BANGKOK — Confusion and unrest turned to contrition today as the Thai news media admitted that a master control operator working for its public broadcasting service fell asleep at the switch and accidentally replayed footage of the country’s 2006 military coup.
The “regrettable, though not uncommon error” sent the nation into panic, under the mistaken belief that a military junta again seized control of the government last Thursday. Were it the case, it would have made for the 12th coup d’état in the past eight decades.
Even the ailing 86-year-old King Bhumibol Aduljadejsince was swept up in the misunderstanding, releasing a statement indicating that the palace endorsed the military junta. Such royal backing has proven crucial to the success of previous uprisings, the lack of which contributed to the failure of the so-called April Fool’s Day coup of 1978.
“Nobody expects the Spanish Inquisition,” said news director Sukrit Bidaya, “but everyone expects a Thai coup.” After suffering months of political stalemate, economic strain, and sometimes-violent street protests, “the nation was fully expecting a revolution of some sort. It took nothing more than an out-of-context video clip to convince them it was actually happening, even when it wasn’t.”

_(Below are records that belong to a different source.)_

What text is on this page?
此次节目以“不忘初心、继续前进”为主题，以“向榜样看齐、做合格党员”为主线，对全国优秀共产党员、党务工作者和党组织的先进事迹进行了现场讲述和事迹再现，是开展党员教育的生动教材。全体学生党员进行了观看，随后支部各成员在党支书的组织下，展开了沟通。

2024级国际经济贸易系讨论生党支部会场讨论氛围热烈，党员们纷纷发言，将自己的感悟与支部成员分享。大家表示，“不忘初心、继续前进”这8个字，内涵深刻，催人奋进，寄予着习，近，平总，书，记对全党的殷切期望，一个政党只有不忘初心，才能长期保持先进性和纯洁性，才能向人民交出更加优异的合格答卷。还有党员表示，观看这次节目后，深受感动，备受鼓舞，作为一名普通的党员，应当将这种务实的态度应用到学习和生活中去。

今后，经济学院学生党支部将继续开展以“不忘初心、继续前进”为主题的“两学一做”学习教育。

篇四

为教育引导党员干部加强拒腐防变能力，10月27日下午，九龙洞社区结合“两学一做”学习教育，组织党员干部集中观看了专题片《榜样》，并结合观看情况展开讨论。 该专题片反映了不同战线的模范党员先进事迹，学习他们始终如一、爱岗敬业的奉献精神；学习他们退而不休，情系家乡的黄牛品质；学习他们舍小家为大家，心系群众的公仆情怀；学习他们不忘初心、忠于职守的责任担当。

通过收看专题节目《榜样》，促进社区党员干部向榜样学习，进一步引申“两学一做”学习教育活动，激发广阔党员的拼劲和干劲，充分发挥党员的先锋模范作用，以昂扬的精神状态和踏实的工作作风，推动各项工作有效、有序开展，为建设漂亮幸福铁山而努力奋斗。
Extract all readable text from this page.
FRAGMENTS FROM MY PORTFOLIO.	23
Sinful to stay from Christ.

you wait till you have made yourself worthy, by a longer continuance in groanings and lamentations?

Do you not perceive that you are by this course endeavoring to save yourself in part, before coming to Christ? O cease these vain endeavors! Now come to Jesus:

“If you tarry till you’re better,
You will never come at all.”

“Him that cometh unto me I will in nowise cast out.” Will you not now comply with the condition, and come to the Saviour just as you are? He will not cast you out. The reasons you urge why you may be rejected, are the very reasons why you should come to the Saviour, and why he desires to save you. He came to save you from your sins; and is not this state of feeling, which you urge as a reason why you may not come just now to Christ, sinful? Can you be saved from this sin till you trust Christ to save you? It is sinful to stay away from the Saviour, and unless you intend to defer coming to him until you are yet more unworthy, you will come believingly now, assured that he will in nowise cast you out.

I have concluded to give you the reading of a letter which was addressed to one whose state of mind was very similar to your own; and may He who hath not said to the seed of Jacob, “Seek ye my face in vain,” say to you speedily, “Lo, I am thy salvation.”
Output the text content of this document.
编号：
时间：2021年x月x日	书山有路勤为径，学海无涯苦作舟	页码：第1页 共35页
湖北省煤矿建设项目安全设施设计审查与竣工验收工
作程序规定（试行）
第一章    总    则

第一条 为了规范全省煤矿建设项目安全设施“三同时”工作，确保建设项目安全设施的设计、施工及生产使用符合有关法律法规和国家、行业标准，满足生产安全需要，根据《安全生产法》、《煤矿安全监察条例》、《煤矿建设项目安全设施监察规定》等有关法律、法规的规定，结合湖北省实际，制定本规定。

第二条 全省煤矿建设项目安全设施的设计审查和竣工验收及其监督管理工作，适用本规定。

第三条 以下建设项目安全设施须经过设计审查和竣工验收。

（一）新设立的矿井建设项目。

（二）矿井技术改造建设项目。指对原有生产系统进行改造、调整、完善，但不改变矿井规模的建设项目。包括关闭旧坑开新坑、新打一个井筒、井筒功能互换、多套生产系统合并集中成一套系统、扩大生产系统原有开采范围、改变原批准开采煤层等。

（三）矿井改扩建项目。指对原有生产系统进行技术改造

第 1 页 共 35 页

Not everyone in the public was ready to embrace the illusory overthrow. Anti-coup demonstrators gathered in the capital waved signs reading, “Democracy has always been aborted. When will it be born?”
“I guess, in this instance, we were a bit premature in our protest against military rule,” said Sang Punyodyana, one of the dissenters. “But I’ll continue to keep a bunch of these signs at the ready. One can never be too prepared in this country.”
General Prayuth Chan-ocha urged “cooperation from all civil servants and police to be patient, sacrifice and accept the principle of ridding the country from conflict” and confusion. He also issued a more general warning to citizens, “Don’t believe everything you see on TV.”
As for the news media itself, the general wanted to ensure that such a misunderstanding would not happen again on his watch. To this end, he ordered international television channels to cease broadcasts and banned unfavorable coverage of the coup mix-up until “they get their act together.”